I've grown a passion for reading and fallen in love with them, which made me realize a few things. To begin with, being a reader does not make me a superior person. I first got into reading to find a space to confide in, a world to escape and to heal. But as I read, I became more and more fascinated to learn others' perspectives, to understand their view influenced from their life experience, which differs from mine, it's like acquainting new friends from all over the world. Friends, however, in real life, take time to get to learn about each other.
Biography was the first genre that got me into reading as it led me from one book to another. Through Becoming, as a black student from Chicago, Michelle opened up her awkwardness to mix with other white students in Princeton and was very conscious of her skin color before. Know My Name opened my eyes in so many ways; a victim of sexual assault shared her journey to fight for justice in court and the dark side of sexual assault victim that has never occurred to us. No matter how strong someone appears to be and how loud her voice is, the trauma will find her all through her life, constantly.
I have always admired how the writer constructs her sentences in such an eloquent way. Just as Mahathir taught her daughter that observing how people write books is was the best way to learn the language. Although every so often, I missed it and skimmed the book rather quickly and noted on the vital point only so I could finish the book faster and excitedly grab another book. Writers who write expressible words never cease to amaze me. Explaining every simple thing in complexity, yet relatable because nothing is plain in this complicated world, take Virginia Woolf as an example. Honestly, it wasn't easy, explaining one evening preparing for a party in 300 pages, was it? You get to feel more and closer to the characters through their expansive vocabulary. They always find the right words to express their thoughts clearly, which I aspire to be.

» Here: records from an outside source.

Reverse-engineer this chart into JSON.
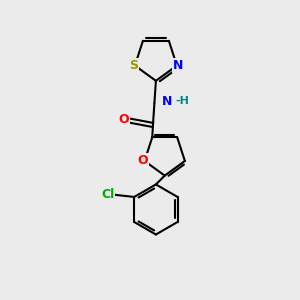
{
  "bg_color": "#ebebeb",
  "bond_color": "#000000",
  "bond_width": 1.5,
  "atom_colors": {
    "N": "#0000ff",
    "O": "#ff0000",
    "S": "#999900",
    "Cl": "#00aa00",
    "H": "#008888",
    "C": "#000000"
  },
  "figsize": [
    3.0,
    3.0
  ],
  "dpi": 100
}
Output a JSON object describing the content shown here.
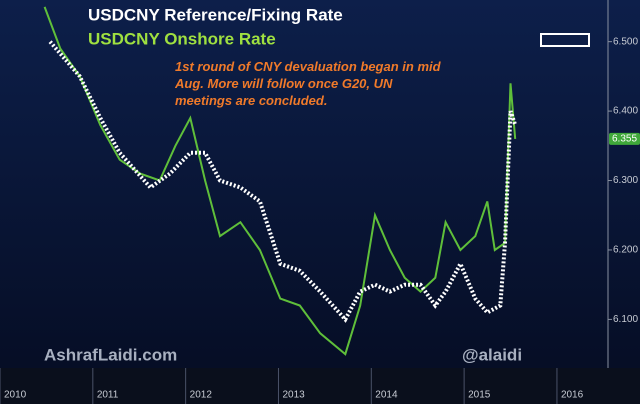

The more I spend my time reading and listening to others' thoughts and views, I learn to humble myself. There are also a few times the authors' views contradicted mine, and it wasn't easy to stay unbiased throughout the book. People who read books also tend to have references and reasons behind their opinions instead of following and parroting what they heard blindly to please the majority. They are also more open-minded go beyond their own comfort zone and explore other's cultures instead of staying in the one-minded community, take Tariq Ramadhan and Omar Said Ghobbash, for instance. It opened my mind, broke my stereotypes; things that I could never imagine to occur to me before. Just as Tara Westover has difficulty pronouncing holocaust in her class and upsets her professor and classmates, she was horrified and shocked to realize her ignorance once she researched the word. Precisely how I felt as I read more books. Why, why I didn't start reading earlier. I feel I was left behind and have a lot to catch up on after many years being kept under the shells.
Suppose there's one thing I could've done differently looking back, I wish I had invested more of my youth with books by, reading more beneficial resources, being a librarian instead of prefect, spending my school time in the library instead of yelling at students for being late. It just feels personally closer to the adult me.